An example I've been discussing a lot recently is display drivers for something like LVGL working with SPI or I2C devices where it's desirable to write a large buffer out the peripheral in the background while other user and/or rendering code is running.
Background peripheral IO will also be a core requirement to eventually add asyncio support for hardware (along with something like #6125 to signal user code / async loop for input signals)
What I'd like to discuss here is the API that could hopefully be common across a range of peripherals / modules to enable this to be built in a standard way.
Non blocking write / master-initiated read
Options could include:
• Separate function: eg
write()
is unmodified,send()
or similar is added.• Arguments added to readinto / write: eg.
write(data, blocking=False)
•
ioctl
: new control endpoint to set modes and query progress.I personally think
ioctl
is the best path forward, it's least disruptive the the existing api, the most flexible and also has the potential to align some of these peripherals with the stream protocol.Both SPI and I2C are out a type where both write and read operations are initiated by the MCU (in the default host / controller / master mode) so you don't have to worry about data reception at any time like UART does, it's a lot more structured.
These peripherals could have an
.ioctl()
api added with functions to:Then write/readinto functions extended such that in non-blocking mode they return immediately, but hold a reference to the buffer provided. The transfer to/from buffer can be handled in background by IRQ/dma - indeed the dma is already used for (blocking) spi transfers on stm already.
I expect the write/readinto functions would immediately return the "expected length" of the buffers that's been successfully queued to process, or return 0 if it's already busy.
Added bonus - the ioctl should make these classes essentially stream compatible, so existing asyncio.Stream wrapper could be used with very little extra work?
The
read()
function can also likely be made to work for stream compatibility but it would maybe need to allocate the required size buffer itself and return that immediately, to be filled in the background. The asyncio.Stream interface uses it differently though, it waits on data being available before calling the read() function, so perhaps there would need to be a way to "request" ie start the transfer, then use select / asyncio to wait for the transfer to finish before usingread()

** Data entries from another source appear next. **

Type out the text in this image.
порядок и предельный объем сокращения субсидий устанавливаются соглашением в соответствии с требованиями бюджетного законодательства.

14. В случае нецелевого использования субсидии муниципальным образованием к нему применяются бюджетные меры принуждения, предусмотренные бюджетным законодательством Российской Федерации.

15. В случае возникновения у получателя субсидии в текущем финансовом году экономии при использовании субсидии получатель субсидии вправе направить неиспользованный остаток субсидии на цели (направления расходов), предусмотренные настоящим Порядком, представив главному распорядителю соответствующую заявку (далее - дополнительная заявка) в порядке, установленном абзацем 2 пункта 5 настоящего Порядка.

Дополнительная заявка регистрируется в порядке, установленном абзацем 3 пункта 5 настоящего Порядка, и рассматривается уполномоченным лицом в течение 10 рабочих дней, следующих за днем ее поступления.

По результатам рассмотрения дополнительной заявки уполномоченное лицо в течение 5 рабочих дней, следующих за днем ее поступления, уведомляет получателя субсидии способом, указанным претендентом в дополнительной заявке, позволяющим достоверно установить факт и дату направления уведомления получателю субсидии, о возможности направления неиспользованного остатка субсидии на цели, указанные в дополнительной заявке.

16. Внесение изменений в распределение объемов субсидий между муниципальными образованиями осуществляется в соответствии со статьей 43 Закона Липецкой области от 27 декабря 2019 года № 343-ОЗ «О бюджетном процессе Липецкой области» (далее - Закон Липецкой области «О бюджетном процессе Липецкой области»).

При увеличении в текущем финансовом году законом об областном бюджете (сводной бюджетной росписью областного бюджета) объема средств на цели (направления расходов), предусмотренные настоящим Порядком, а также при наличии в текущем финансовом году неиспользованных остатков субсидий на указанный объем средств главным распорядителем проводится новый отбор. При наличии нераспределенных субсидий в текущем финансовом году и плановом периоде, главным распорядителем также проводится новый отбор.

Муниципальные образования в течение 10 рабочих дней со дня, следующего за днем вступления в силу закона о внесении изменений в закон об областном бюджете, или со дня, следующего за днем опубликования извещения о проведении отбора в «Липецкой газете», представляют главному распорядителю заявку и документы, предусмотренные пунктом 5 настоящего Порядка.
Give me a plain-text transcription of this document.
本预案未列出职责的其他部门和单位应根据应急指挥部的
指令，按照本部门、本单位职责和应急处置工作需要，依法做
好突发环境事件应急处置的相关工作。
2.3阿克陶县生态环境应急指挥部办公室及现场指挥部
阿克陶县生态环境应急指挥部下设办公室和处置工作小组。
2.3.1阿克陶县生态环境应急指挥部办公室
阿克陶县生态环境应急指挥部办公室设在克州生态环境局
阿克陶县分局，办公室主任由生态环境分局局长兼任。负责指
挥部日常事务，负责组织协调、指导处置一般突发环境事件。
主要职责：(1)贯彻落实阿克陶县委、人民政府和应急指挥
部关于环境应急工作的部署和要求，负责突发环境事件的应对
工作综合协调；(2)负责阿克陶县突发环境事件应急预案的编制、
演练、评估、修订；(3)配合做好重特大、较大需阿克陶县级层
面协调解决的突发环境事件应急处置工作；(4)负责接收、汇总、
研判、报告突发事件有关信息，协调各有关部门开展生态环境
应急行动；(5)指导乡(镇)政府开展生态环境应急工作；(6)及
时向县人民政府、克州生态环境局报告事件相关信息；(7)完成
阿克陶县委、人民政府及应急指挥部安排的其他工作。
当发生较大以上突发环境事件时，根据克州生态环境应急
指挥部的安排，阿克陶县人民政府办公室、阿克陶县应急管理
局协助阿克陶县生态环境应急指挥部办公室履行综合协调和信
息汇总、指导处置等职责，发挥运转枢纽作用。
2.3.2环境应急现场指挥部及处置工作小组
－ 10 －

to return the data buffer.I think this same ioctl interface should be workable for other uses like display drivers, they can enable non-blocking mode then trigger screen updates as needed, with the framebuffer being transferred to screen somewhat transparently in the background..
I wonder if this could possibly be used with external SPI flash too, push some of a write operation into background... Many write operations are probably immediately followed by a (page) read so likely not help much, but perhaps some optimisations could be made.
Some other peripherals like ADC, DAC could likely follow the same pattern. Others like Pin's can have input signals at any time, these any others that have interrupt style inputs likely need a different pattern.
How does this all sound, any other / counter ideas?